So you only browse sites whose SSL cert was issued by Mozilla? Or do you trust the SSL root Store provided by Mozilla and your OS and, transitively, everyone they trust?
No, I do not trust the entire set of root authorities provided by Mozilla. I have disabled some of the certs. The entire PKI system - as currently implemented - is another abuse of trust. The user needs to be informed about the chain-of-trust that is currently vouching the website they are using. The user also needs an easy way to indicate who they trust and the scope/limits of their trust. A proper web of trust[1] can respect the user.
That you've disabled some of the Mozilla roots is laudable. However you're still trusting every other root to trust their intermediaries to trust their intermediaries and on and on to trust the people they issue certs to. This is fundamentally how the modern internet works. The same is true for DNS as SSL.
As for your solution: a web of trust is also transitive, unless your depth of trust is one. If your depth of trust is one, the only way you're productively browsing the internet is by doing TOFU for every single cert at which point I have other questions.
You're completely missing the point; this isn't about technical protocols, nor is it about minimizing trust. I can choose to agree with Mozilla or a root CA[1]. Trusting intermediaries does not necessarily involve transitive trust. Someone that trusts Mozilla does not necessarily also trust a 3rd party simply because Mozilla trusts them. Mozilla cannot simply force anyone to trust a 3rd party by fiat, and attempting to do so (such as in the current situation) can easily be seen as a betrayal.

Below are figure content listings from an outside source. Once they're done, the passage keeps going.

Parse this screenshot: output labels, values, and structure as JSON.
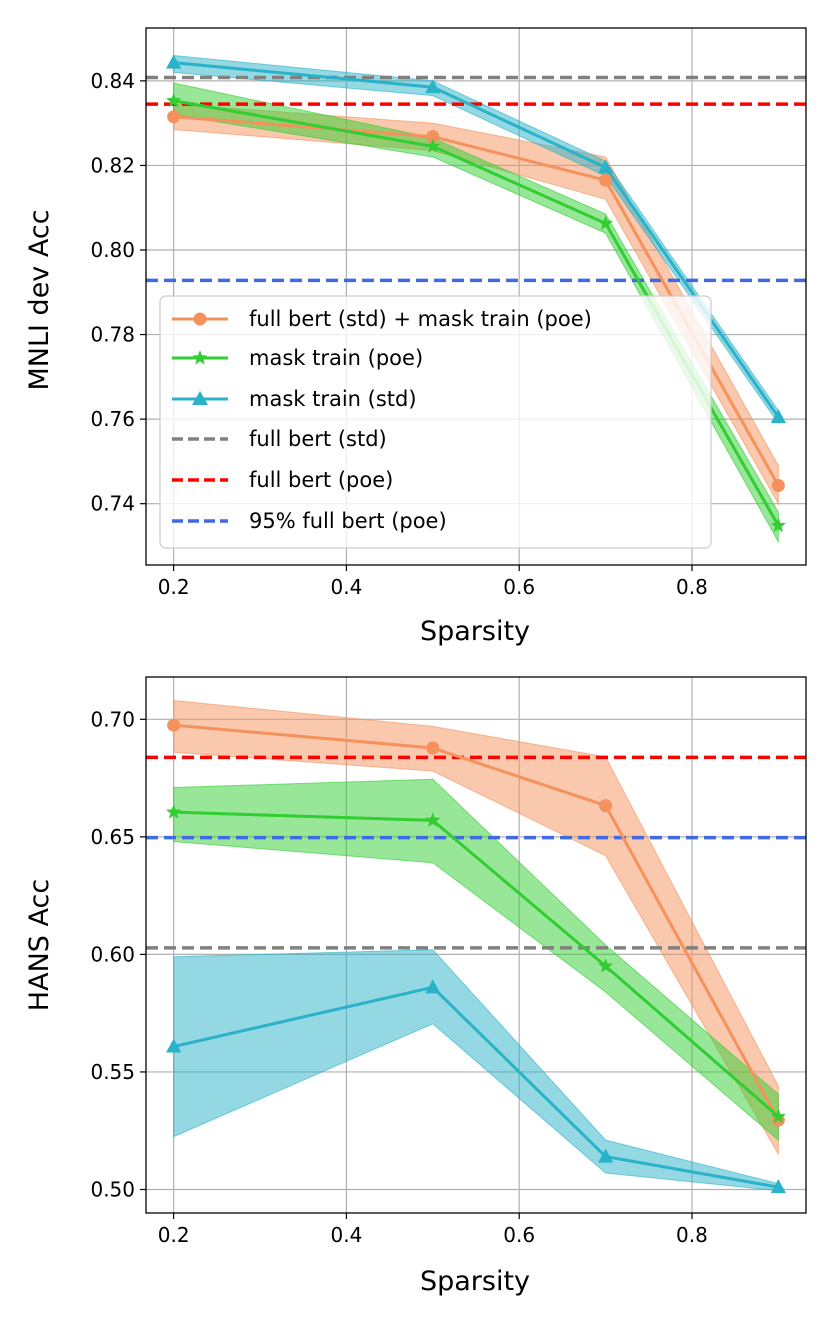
{
  "chart_data": [
    {
      "type": "line",
      "id": "mnli",
      "xlabel": "Sparsity",
      "ylabel": "MNLI dev Acc",
      "xlim": [
        0.168,
        0.932
      ],
      "ylim": [
        0.7255,
        0.8525
      ],
      "xticks": [
        {
          "value": 0.2,
          "label": "0.2"
        },
        {
          "value": 0.4,
          "label": "0.4"
        },
        {
          "value": 0.6,
          "label": "0.6"
        },
        {
          "value": 0.8,
          "label": "0.8"
        }
      ],
      "yticks": [
        {
          "value": 0.74,
          "label": "0.74"
        },
        {
          "value": 0.76,
          "label": "0.76"
        },
        {
          "value": 0.78,
          "label": "0.78"
        },
        {
          "value": 0.8,
          "label": "0.80"
        },
        {
          "value": 0.82,
          "label": "0.82"
        },
        {
          "value": 0.84,
          "label": "0.84"
        }
      ],
      "grid": true,
      "legend_position": "lower-left",
      "x": [
        0.2,
        0.5,
        0.7,
        0.9
      ],
      "series": [
        {
          "key": "full_mask_poe",
          "name": "full bert (std) + mask train (poe)",
          "color": "#f4915c",
          "marker": "circle",
          "values": [
            0.8315,
            0.8268,
            0.8165,
            0.7443
          ],
          "lower": [
            0.8285,
            0.8235,
            0.812,
            0.74
          ],
          "upper": [
            0.8345,
            0.83,
            0.822,
            0.749
          ]
        },
        {
          "key": "mask_poe",
          "name": "mask train (poe)",
          "color": "#32cd32",
          "marker": "star",
          "values": [
            0.8353,
            0.8245,
            0.8063,
            0.7348
          ],
          "lower": [
            0.832,
            0.822,
            0.804,
            0.731
          ],
          "upper": [
            0.8395,
            0.8265,
            0.8085,
            0.738
          ]
        },
        {
          "key": "mask_std",
          "name": "mask train (std)",
          "color": "#2ab2c8",
          "marker": "triangle",
          "values": [
            0.8443,
            0.8385,
            0.8195,
            0.7605
          ],
          "lower": [
            0.842,
            0.8365,
            0.8175,
            0.759
          ],
          "upper": [
            0.846,
            0.84,
            0.821,
            0.762
          ]
        }
      ],
      "hlines": [
        {
          "key": "full_std",
          "name": "full bert (std)",
          "color": "#808080",
          "value": 0.8408
        },
        {
          "key": "full_poe",
          "name": "full bert (poe)",
          "color": "#ff0000",
          "value": 0.8345
        },
        {
          "key": "pct95_poe",
          "name": "95% full bert (poe)",
          "color": "#4169e1",
          "value": 0.7928
        }
      ]
    },
    {
      "type": "line",
      "id": "hans",
      "xlabel": "Sparsity",
      "ylabel": "HANS Acc",
      "xlim": [
        0.168,
        0.932
      ],
      "ylim": [
        0.49,
        0.718
      ],
      "xticks": [
        {
          "value": 0.2,
          "label": "0.2"
        },
        {
          "value": 0.4,
          "label": "0.4"
        },
        {
          "value": 0.6,
          "label": "0.6"
        },
        {
          "value": 0.8,
          "label": "0.8"
        }
      ],
      "yticks": [
        {
          "value": 0.5,
          "label": "0.50"
        },
        {
          "value": 0.55,
          "label": "0.55"
        },
        {
          "value": 0.6,
          "label": "0.60"
        },
        {
          "value": 0.65,
          "label": "0.65"
        },
        {
          "value": 0.7,
          "label": "0.70"
        }
      ],
      "grid": true,
      "legend_position": "none",
      "x": [
        0.2,
        0.5,
        0.7,
        0.9
      ],
      "series": [
        {
          "key": "full_mask_poe",
          "name": "full bert (std) + mask train (poe)",
          "color": "#f4915c",
          "marker": "circle",
          "values": [
            0.6975,
            0.6878,
            0.6633,
            0.5295
          ],
          "lower": [
            0.686,
            0.678,
            0.642,
            0.515
          ],
          "upper": [
            0.708,
            0.697,
            0.684,
            0.544
          ]
        },
        {
          "key": "mask_poe",
          "name": "mask train (poe)",
          "color": "#32cd32",
          "marker": "star",
          "values": [
            0.6605,
            0.657,
            0.595,
            0.531
          ],
          "lower": [
            0.648,
            0.639,
            0.584,
            0.521
          ],
          "upper": [
            0.671,
            0.6745,
            0.604,
            0.5405
          ]
        },
        {
          "key": "mask_std",
          "name": "mask train (std)",
          "color": "#2ab2c8",
          "marker": "triangle",
          "values": [
            0.5608,
            0.586,
            0.514,
            0.501
          ],
          "lower": [
            0.5225,
            0.5705,
            0.507,
            0.4995
          ],
          "upper": [
            0.599,
            0.602,
            0.521,
            0.5025
          ]
        }
      ],
      "hlines": [
        {
          "key": "full_std",
          "name": "full bert (std)",
          "color": "#808080",
          "value": 0.6028
        },
        {
          "key": "full_poe",
          "name": "full bert (poe)",
          "color": "#ff0000",
          "value": 0.6838
        },
        {
          "key": "pct95_poe",
          "name": "95% full bert (poe)",
          "color": "#4169e1",
          "value": 0.6497
        }
      ]
    }
  ]
}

[1] re: root CAs and "trust the people they issue certs to" - that isn't how the current PKI system works. The CA is only vouching for the validity of a certificate. Trusting a CA's claims about the identify of the other end of a SSL connection is orthogonal to the trustworthiness of the 2nd party at the other side of the SSL socket.
SSL or not, websites are someone else's computer(s), they should not be trusted and you shouldn't be sending anymore personal data then necessary to use the service. My point is that the software on my computer should not betray me and it's relatively easy to tell if it could. If there's no code in the software to send data out then it's good to go, no one needed to write any code and no one needed to opt-in or opt-out.
So you only browse sites whose SSL cert was issued by Mozilla? Or do you trust the SSL root Store provided by Mozilla and your OS and, transitively, everyone they trust?